Also, Joyce Meyers has told this heart wrenching narrative about incest and how her father raped her over a period of many years. Similarly, Paula White tells a story about rape and abuse. These women tell these stories that I call them narratives of sexual redemption. How they’ve lived these painful sexual experiences in the past, and how they understand God to have redeemed their lives. Now, part of their work is to go to different audiences and to tell their story to encourage other people. They claim that if God has brought them through this, then certainly God is able to bring someone else through a similar situation. Female televangelists have completely shifted part of the discourse of the church in that they’ve brought to the center many of the issues that have long been silenced that women have been dealing with.

What are some of the key differences between the Black church in its many manifestations, and Black televangelism? 

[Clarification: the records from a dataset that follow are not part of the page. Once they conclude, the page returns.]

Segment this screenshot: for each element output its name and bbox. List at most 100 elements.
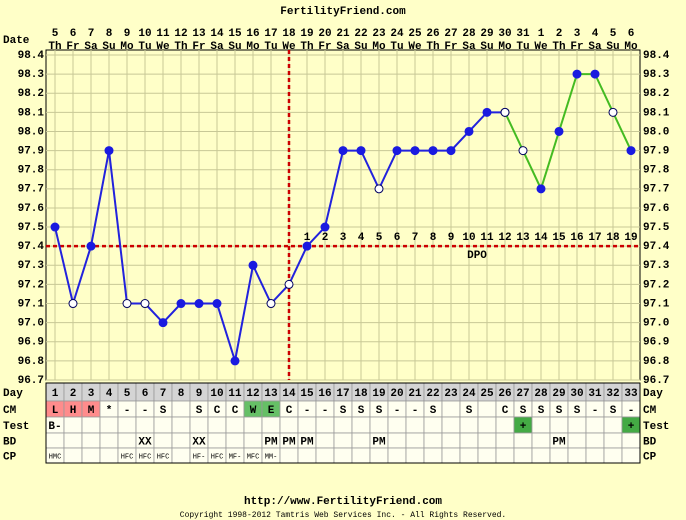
weekday: Sa bbox=[462, 41, 476, 53]
table-cell-text: XX bbox=[138, 436, 152, 448]
table-cell-text: 5 bbox=[124, 388, 131, 400]
table-cell bbox=[585, 447, 605, 464]
table-cell-text: - bbox=[124, 405, 131, 417]
table-cell bbox=[441, 400, 461, 418]
table-cell-text: HFC bbox=[157, 453, 170, 461]
table-cell bbox=[441, 447, 461, 464]
table-cell bbox=[81, 416, 101, 434]
dpo-number: 5 bbox=[376, 232, 383, 244]
table-cell-text: XX bbox=[192, 436, 206, 448]
dpo-label: DPO bbox=[467, 250, 487, 262]
row-label: BD bbox=[3, 436, 17, 448]
table-cell bbox=[387, 432, 407, 449]
weekday: Su bbox=[480, 41, 493, 53]
table-cell bbox=[387, 447, 407, 464]
date-number: 23 bbox=[372, 28, 386, 40]
temperature-point bbox=[536, 184, 546, 194]
temperature-point bbox=[590, 69, 600, 79]
table-cell-text: S bbox=[466, 405, 473, 417]
table-cell-text: S bbox=[160, 405, 167, 417]
weekday: Fr bbox=[66, 41, 79, 53]
table-cell bbox=[459, 447, 479, 464]
temperature-point bbox=[356, 146, 366, 156]
table-cell bbox=[585, 416, 605, 434]
y-tick-label-right: 98.1 bbox=[643, 107, 670, 119]
table-cell bbox=[297, 447, 317, 464]
y-tick-label-right: 98.0 bbox=[643, 126, 669, 138]
date-number: 21 bbox=[336, 28, 350, 40]
table-cell-text: 27 bbox=[516, 388, 529, 400]
table-cell-text: MM- bbox=[265, 453, 278, 461]
temperature-point bbox=[518, 146, 528, 156]
table-cell bbox=[207, 416, 227, 434]
weekday: Th bbox=[552, 41, 565, 53]
table-cell bbox=[207, 432, 227, 449]
table-cell-text: 29 bbox=[552, 388, 565, 400]
temperature-point bbox=[266, 299, 276, 309]
table-cell-text: C bbox=[232, 405, 239, 417]
y-tick-label: 96.7 bbox=[18, 375, 44, 387]
table-cell bbox=[63, 432, 83, 449]
temperature-point bbox=[428, 146, 438, 156]
temperature-point bbox=[608, 107, 618, 117]
table-cell-text: MFC bbox=[247, 453, 260, 461]
table-cell bbox=[351, 432, 371, 449]
table-cell-text: 23 bbox=[444, 388, 458, 400]
table-cell-text: 8 bbox=[178, 388, 185, 400]
y-tick-label-right: 96.8 bbox=[643, 356, 670, 368]
dpo-number: 16 bbox=[570, 232, 583, 244]
table-cell bbox=[369, 416, 389, 434]
table-cell-text: L bbox=[52, 405, 59, 417]
table-cell-text: 14 bbox=[282, 388, 296, 400]
table-cell bbox=[513, 447, 533, 464]
dpo-number: 13 bbox=[516, 232, 530, 244]
table-cell-text: HFC bbox=[121, 453, 134, 461]
weekday: Sa bbox=[588, 41, 602, 53]
weekday: Sa bbox=[336, 41, 350, 53]
temperature-point bbox=[50, 222, 60, 232]
temperature-point bbox=[122, 299, 132, 309]
table-cell-text: E bbox=[268, 405, 275, 417]
weekday: Fr bbox=[570, 41, 583, 53]
table-cell bbox=[225, 432, 245, 449]
table-cell bbox=[405, 416, 425, 434]
table-cell bbox=[225, 416, 245, 434]
table-cell bbox=[243, 416, 263, 434]
table-cell bbox=[81, 447, 101, 464]
table-cell bbox=[45, 432, 65, 449]
weekday: Sa bbox=[84, 41, 98, 53]
date-number: 27 bbox=[444, 28, 457, 40]
y-tick-label: 98.4 bbox=[18, 50, 45, 62]
date-number: 10 bbox=[138, 28, 151, 40]
y-tick-label-right: 97.5 bbox=[643, 222, 670, 234]
table-cell-text: 9 bbox=[196, 388, 203, 400]
temperature-point bbox=[176, 299, 186, 309]
table-cell bbox=[279, 447, 299, 464]
weekday: Fr bbox=[192, 41, 205, 53]
table-cell bbox=[477, 400, 497, 418]
table-cell-text: C bbox=[214, 405, 221, 417]
weekday: Mo bbox=[498, 41, 512, 53]
weekday: Mo bbox=[120, 41, 134, 53]
y-tick-label: 97.0 bbox=[18, 318, 44, 330]
temperature-point bbox=[320, 222, 330, 232]
table-cell bbox=[603, 447, 623, 464]
y-tick-label: 97.8 bbox=[18, 165, 45, 177]
date-number: 15 bbox=[228, 28, 242, 40]
date-number: 1 bbox=[538, 28, 545, 40]
table-cell-text: - bbox=[304, 405, 311, 417]
y-tick-label-right: 96.9 bbox=[643, 337, 669, 349]
table-cell bbox=[495, 447, 515, 464]
temperature-point bbox=[392, 146, 402, 156]
table-cell-text: 30 bbox=[570, 388, 583, 400]
table-cell-text: 10 bbox=[210, 388, 223, 400]
weekday: Fr bbox=[444, 41, 457, 53]
table-cell-text: + bbox=[520, 421, 527, 433]
weekday: We bbox=[282, 41, 296, 53]
table-cell bbox=[315, 432, 335, 449]
table-cell bbox=[549, 447, 569, 464]
table-border bbox=[45, 382, 641, 464]
table-cell-text: H bbox=[70, 405, 77, 417]
date-number: 26 bbox=[426, 28, 439, 40]
dpo-number: 9 bbox=[448, 232, 455, 244]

One of the key differences is between the Black church and Black televangelism is in some part centered on the money and the profit motive. That is because televangelism is clearly a business, even as it is a ministry, and the church is not necessarily a business in the same way. In order to be on television you have to be a money raiser. You have to be able to raise significant amounts of money in order to stay on the air. For example, a broadcast of thirty minutes on prime time slot may cost $20,000. If you have that one slot four times a month, that’s $80,000. If you come on twice a week, you have to double these numbers. If you’re on three different stations, you’re exponentially increasing the amount of money that you spend on broadcasting.

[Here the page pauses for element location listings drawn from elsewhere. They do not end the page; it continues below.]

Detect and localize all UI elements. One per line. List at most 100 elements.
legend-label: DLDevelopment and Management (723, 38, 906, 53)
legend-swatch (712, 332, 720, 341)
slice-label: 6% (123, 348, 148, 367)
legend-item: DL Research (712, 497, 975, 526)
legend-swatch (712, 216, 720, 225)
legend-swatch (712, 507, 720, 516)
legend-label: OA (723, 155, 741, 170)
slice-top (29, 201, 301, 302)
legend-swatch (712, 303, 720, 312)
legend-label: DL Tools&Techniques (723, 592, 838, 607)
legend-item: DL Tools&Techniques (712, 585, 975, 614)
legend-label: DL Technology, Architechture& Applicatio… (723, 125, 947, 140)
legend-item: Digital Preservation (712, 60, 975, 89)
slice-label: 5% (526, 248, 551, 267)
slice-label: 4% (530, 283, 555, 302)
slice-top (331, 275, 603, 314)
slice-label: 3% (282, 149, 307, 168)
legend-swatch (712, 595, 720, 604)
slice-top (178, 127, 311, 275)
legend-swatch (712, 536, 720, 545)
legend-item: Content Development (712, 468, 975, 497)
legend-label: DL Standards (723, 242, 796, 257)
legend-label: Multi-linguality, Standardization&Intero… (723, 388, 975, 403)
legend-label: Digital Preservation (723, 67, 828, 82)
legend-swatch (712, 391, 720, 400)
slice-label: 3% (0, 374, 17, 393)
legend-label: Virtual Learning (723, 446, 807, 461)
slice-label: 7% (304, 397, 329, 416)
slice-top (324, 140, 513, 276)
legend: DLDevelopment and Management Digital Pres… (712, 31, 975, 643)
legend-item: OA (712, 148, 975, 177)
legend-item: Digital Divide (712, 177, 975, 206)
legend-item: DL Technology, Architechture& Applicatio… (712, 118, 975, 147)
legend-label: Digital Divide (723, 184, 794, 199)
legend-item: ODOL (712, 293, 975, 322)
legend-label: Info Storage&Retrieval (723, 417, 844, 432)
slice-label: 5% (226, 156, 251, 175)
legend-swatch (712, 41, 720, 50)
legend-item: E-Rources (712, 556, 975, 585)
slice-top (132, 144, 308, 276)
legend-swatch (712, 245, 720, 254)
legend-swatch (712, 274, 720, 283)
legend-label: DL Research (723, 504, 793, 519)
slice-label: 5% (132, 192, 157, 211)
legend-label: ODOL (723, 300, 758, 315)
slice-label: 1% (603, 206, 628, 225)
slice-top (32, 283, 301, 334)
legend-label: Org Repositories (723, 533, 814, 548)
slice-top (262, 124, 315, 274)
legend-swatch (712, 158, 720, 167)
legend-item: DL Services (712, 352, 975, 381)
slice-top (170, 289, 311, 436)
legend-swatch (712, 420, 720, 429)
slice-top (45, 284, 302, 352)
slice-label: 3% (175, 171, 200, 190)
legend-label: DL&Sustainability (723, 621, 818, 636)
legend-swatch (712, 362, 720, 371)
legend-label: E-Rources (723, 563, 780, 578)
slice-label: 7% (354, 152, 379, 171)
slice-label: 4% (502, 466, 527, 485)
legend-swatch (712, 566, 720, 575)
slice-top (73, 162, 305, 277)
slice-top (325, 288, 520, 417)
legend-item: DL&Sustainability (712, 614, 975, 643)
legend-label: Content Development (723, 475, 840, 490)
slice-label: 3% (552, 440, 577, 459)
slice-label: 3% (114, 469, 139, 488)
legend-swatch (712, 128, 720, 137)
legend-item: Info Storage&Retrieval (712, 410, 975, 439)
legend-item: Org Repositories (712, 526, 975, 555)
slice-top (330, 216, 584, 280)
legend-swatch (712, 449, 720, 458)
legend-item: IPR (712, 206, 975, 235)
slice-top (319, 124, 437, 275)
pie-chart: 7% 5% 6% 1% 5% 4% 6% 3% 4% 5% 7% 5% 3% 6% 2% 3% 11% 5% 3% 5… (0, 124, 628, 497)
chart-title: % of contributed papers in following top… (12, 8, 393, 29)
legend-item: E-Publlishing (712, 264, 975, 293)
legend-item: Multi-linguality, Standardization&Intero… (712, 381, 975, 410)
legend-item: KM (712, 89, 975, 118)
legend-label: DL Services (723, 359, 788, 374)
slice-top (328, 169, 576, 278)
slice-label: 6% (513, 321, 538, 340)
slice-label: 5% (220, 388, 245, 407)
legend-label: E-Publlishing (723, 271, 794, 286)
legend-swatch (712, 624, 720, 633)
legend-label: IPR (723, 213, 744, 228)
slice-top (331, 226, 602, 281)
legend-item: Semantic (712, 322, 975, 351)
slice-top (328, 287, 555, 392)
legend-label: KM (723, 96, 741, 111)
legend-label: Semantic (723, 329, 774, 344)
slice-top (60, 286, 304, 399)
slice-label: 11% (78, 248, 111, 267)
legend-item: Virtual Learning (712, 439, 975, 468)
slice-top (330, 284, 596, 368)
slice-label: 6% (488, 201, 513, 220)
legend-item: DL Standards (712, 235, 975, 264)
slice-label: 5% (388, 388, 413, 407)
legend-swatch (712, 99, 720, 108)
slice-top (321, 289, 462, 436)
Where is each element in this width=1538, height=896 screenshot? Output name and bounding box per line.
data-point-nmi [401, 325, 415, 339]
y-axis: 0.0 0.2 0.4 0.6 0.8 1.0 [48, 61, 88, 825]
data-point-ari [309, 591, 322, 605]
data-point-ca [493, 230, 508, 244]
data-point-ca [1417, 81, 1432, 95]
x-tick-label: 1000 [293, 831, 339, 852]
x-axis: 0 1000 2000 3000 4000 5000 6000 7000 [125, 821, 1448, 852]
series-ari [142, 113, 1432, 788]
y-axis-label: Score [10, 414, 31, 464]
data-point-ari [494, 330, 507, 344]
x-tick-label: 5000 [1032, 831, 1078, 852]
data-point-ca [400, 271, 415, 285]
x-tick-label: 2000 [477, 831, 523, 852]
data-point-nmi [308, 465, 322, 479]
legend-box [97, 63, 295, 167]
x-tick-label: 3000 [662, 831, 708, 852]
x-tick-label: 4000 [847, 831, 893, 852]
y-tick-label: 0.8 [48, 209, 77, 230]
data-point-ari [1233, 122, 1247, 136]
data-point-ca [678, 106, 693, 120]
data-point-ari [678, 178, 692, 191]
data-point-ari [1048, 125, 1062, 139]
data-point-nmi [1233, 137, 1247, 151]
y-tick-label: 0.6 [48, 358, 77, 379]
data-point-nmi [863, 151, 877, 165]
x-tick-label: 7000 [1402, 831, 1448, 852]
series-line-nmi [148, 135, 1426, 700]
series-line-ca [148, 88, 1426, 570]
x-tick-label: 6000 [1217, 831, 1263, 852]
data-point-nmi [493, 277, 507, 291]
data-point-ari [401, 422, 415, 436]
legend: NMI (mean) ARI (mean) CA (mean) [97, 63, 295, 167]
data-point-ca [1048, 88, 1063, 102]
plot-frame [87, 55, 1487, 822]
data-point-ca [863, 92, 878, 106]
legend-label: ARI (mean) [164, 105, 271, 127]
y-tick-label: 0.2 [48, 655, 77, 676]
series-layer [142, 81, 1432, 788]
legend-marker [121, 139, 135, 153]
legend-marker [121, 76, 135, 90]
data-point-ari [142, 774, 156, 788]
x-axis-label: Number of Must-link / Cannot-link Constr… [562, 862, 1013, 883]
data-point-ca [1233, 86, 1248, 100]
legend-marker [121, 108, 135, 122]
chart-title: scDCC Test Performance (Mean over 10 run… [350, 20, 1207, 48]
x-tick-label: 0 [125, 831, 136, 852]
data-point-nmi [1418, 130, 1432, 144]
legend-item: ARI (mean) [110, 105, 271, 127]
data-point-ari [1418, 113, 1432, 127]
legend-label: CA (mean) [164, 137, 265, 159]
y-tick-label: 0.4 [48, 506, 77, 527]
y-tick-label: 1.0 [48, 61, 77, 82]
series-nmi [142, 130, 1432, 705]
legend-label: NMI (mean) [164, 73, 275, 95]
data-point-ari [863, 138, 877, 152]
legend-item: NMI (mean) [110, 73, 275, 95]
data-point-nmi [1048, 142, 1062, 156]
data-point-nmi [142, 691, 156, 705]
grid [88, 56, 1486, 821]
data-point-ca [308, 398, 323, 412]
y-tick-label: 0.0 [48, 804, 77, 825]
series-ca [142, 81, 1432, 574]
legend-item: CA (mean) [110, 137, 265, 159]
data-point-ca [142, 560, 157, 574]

I interviewed someone who worked early on in the ministry of Creflo Dollar and he indicated that his monthly budget, as media director, was about $1 million. He had to raise $1 million a month to pay for airtime. So, those are letters that had to go out and products that need to be sold. Religion on television is, in part, a business. Carlton Pearson says it’s like a wild animal park. You have to feed the animal, right?

The church is a voluntary organization, and people give out of the generosity of their hearts. Although many people tithe, it doesn’t have the same kind of demand for money. Although there are people who are salaried, it’s a different kind of engagement. The church is local, and it can focus more on the service and the needs of individual parishioners. A televangelist is someone who is distant from you. They’re not immediately involved in your local life. A televangelist is not there to bury a parent when he or she may pass or to help welcome a child into the world. That’s what the local church does. Local pastors have a greater capacity to be engaged in that kind of work than someone who is on national television trying to make sure that they are able to pay their bills at the end of every month.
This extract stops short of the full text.